For many, it’s just a statistic: In 1921 England there were one and three-quarter million more women than men. For Virginia Nicholson, Vanessa Bell’s granddaughter, that statistic is the start of a compelling story.
In Singled Out: How Two Million Women Survived Without Men After the First World War, Nicholson traces the fate of a generation of women left to blaze a new path for themselves after the slaughter of World War I. Known as ‘the Surplus Women’, the women of this generation met fates different from their Victorian forebears. Some accomplished great things as they took up traditionally male pursuits. Others felt trapped, lonely, and desperate.
In Singled Out, Nicholson draws on her extensive knowledge of the period, skillfully weaving the life stories of a sampling of women into a compelling tale of the interwar years for English women. Read more about the book, which will be out in the UK later this month.

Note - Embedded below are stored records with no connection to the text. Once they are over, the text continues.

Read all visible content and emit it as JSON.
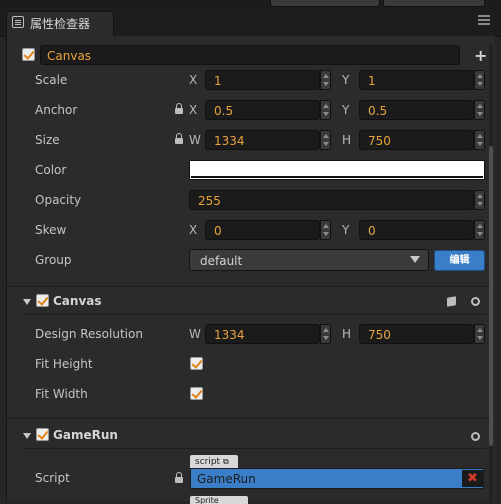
{
  "panel": {
    "tab_title": "属性检查器",
    "node_name": "Canvas",
    "add_icon": "+"
  },
  "node": {
    "scale": {
      "label": "Scale",
      "x_label": "X",
      "x": "1",
      "y_label": "Y",
      "y": "1"
    },
    "anchor": {
      "label": "Anchor",
      "x_label": "X",
      "x": "0.5",
      "y_label": "Y",
      "y": "0.5"
    },
    "size": {
      "label": "Size",
      "w_label": "W",
      "w": "1334",
      "h_label": "H",
      "h": "750"
    },
    "color": {
      "label": "Color",
      "value": "#ffffff"
    },
    "opacity": {
      "label": "Opacity",
      "value": "255"
    },
    "skew": {
      "label": "Skew",
      "x_label": "X",
      "x": "0",
      "y_label": "Y",
      "y": "0"
    },
    "group": {
      "label": "Group",
      "value": "default",
      "edit_button": "编辑"
    }
  },
  "canvas_component": {
    "title": "Canvas",
    "design_resolution": {
      "label": "Design Resolution",
      "w_label": "W",
      "w": "1334",
      "h_label": "H",
      "h": "750"
    },
    "fit_height": {
      "label": "Fit Height",
      "checked": true
    },
    "fit_width": {
      "label": "Fit Width",
      "checked": true
    }
  },
  "gamerun_component": {
    "title": "GameRun",
    "script": {
      "label": "Script",
      "tag": "script",
      "value": "GameRun",
      "remove": "✖"
    },
    "next_tag": "Sprite"
  },
  "colors": {
    "accent": "#3b7ec8",
    "value_text": "#e8a33d",
    "check": "#e08418",
    "remove": "#d0392b"
  }
}
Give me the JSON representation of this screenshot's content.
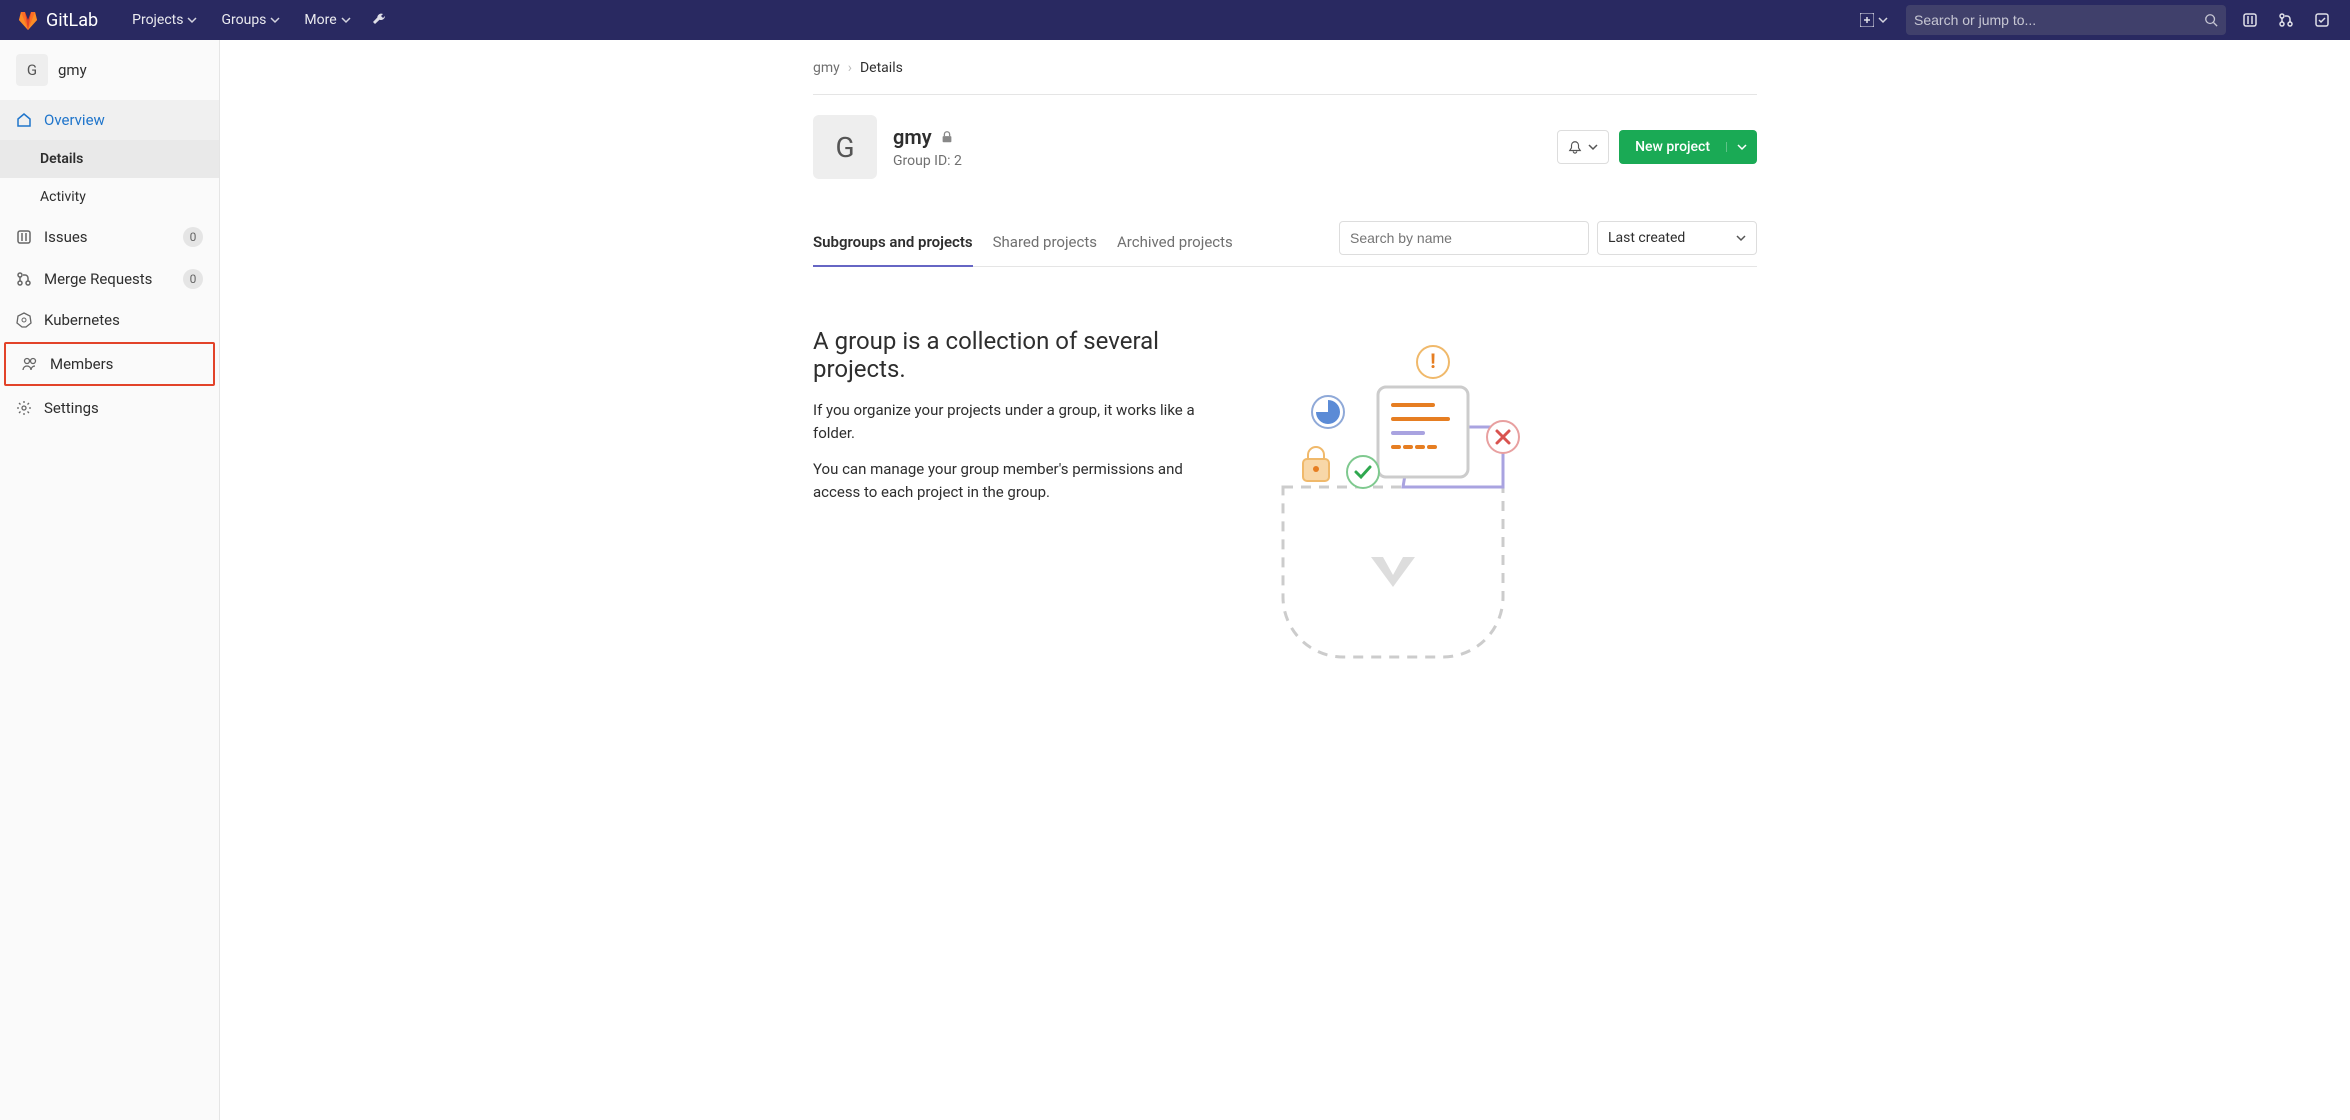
{
  "navbar": {
    "brand": "GitLab",
    "items": [
      "Projects",
      "Groups",
      "More"
    ],
    "search_placeholder": "Search or jump to..."
  },
  "sidebar": {
    "group_initial": "G",
    "group_name": "gmy",
    "items": [
      {
        "label": "Overview",
        "icon": "home",
        "active": true,
        "sub": [
          {
            "label": "Details",
            "active": true
          },
          {
            "label": "Activity",
            "active": false
          }
        ]
      },
      {
        "label": "Issues",
        "icon": "issues",
        "badge": "0"
      },
      {
        "label": "Merge Requests",
        "icon": "merge",
        "badge": "0"
      },
      {
        "label": "Kubernetes",
        "icon": "kube"
      },
      {
        "label": "Members",
        "icon": "members",
        "highlight": true
      },
      {
        "label": "Settings",
        "icon": "gear"
      }
    ]
  },
  "main": {
    "breadcrumb": [
      "gmy",
      "Details"
    ],
    "group_initial": "G",
    "group_title": "gmy",
    "group_id_label": "Group ID: 2",
    "new_project_label": "New project",
    "tabs": [
      "Subgroups and projects",
      "Shared projects",
      "Archived projects"
    ],
    "search_by_name_placeholder": "Search by name",
    "sort_label": "Last created",
    "empty_title": "A group is a collection of several projects.",
    "empty_p1": "If you organize your projects under a group, it works like a folder.",
    "empty_p2": "You can manage your group member's permissions and access to each project in the group."
  }
}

Nicholson is also the author of Among the Bohemians and is the co-author of Charleston: A Bloomsbury House and Gardens. Speaking of Charleston Farmhouse in Sussex, she will be there to talk about her new book on Sept. 13 at 7 p.m. Tickets are £14 and include Nicholson’s talk and a glass of wine.
Wish I could join her. But I do plan to read Singled Out as soon as I can get my hands on a copy.